- Thursday, March 30, 2017
- 7:00 PM–8:15 PM
- CFAC Recital Hall
American popular music originated from a fusion of the sacred and the secular, carrying forth messages of faith, joy and deep wisdom within frameworks built for dancing and carrying on. This has been true since enslaved African Americans danced and sang in both religious gatherings and in public spaces like Congo Squares in New Orleans; it was true in the Golden Age of gospel and at the birth of rock and roll, in the disco era and in the grunge 1990s; and it's true today in everything from Chance the Rapper's hip hop blessings to Solange's reenvisioning of soul. In a wide-ranging talk touching upon many different moments in popular music history, Ann Powers traces the spiritual thread in American secular music, and shows how it relates to sexuality, love and musical joy.

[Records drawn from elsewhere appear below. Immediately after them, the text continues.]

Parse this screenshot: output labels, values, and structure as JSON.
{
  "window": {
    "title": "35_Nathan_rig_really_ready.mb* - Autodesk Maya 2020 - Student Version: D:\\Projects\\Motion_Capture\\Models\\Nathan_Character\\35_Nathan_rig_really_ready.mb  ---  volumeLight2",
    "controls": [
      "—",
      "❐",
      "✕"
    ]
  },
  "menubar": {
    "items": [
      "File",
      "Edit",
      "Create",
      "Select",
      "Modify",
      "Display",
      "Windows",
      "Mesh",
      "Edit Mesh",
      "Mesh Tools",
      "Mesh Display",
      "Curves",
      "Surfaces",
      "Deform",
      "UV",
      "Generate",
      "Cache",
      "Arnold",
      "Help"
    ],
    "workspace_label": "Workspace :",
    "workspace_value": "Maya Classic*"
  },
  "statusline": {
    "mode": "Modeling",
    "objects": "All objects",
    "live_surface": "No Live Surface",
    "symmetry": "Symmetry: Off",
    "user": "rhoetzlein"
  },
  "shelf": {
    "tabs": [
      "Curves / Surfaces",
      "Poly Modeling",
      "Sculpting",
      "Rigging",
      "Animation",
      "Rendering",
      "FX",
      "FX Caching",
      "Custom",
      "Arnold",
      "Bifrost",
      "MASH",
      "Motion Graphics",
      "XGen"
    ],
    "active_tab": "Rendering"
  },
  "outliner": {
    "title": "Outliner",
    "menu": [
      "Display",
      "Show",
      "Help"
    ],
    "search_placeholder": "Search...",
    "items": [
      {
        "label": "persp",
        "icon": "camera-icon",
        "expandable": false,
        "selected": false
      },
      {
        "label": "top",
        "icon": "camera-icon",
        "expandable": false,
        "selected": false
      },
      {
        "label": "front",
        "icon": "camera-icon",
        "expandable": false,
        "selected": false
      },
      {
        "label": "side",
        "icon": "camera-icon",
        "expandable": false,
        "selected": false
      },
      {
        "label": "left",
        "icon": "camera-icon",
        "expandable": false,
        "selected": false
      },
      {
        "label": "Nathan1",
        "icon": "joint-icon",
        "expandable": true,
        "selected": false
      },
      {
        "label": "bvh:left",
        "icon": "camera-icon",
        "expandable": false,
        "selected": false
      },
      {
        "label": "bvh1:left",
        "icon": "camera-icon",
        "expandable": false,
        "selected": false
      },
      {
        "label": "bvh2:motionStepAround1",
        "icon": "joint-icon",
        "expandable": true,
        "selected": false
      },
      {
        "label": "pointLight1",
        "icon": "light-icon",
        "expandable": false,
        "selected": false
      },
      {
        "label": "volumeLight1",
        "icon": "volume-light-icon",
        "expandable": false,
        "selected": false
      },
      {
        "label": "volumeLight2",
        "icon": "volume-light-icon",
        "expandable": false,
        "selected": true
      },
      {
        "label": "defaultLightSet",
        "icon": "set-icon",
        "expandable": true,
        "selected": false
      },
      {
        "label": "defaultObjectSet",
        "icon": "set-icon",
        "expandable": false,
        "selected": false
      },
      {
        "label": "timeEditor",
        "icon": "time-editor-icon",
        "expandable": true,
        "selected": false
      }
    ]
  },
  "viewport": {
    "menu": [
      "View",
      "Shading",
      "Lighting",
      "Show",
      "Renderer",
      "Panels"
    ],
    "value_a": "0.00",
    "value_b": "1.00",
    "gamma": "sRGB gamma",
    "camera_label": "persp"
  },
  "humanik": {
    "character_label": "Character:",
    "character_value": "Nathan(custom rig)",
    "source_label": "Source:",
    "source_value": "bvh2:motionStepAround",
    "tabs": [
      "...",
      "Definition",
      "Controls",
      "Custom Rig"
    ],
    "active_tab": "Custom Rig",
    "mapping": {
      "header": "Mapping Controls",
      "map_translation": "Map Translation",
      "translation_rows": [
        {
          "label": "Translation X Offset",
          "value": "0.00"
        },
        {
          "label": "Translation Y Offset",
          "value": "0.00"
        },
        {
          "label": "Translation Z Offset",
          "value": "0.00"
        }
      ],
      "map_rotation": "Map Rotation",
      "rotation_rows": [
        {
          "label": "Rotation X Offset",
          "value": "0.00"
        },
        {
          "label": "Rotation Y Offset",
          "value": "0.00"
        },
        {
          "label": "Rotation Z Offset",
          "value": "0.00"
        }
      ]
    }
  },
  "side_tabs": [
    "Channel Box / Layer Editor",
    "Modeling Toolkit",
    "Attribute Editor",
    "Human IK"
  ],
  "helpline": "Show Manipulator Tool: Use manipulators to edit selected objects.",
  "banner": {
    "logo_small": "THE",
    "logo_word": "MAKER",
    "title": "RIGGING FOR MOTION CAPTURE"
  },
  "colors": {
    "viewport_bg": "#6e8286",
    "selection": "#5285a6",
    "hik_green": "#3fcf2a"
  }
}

Ann Powers is a critic and correspondent for NPR Music. Previously she was a pop critic for the New York Times and the Los Angeles Times, a contributing writer to Rolling Stone, and an editor at the Village Voice. Her books include Weird Like Us: My Bohemian America (2000), Tori Amos: Piece By Piece (2005), and the forthcoming Good Booty: Love and Sex, Black and White, Body and Soul in American Music (August 2017). She lives in Nashville with her husband and her teenage daughter, who plays drums in an all-female punk band.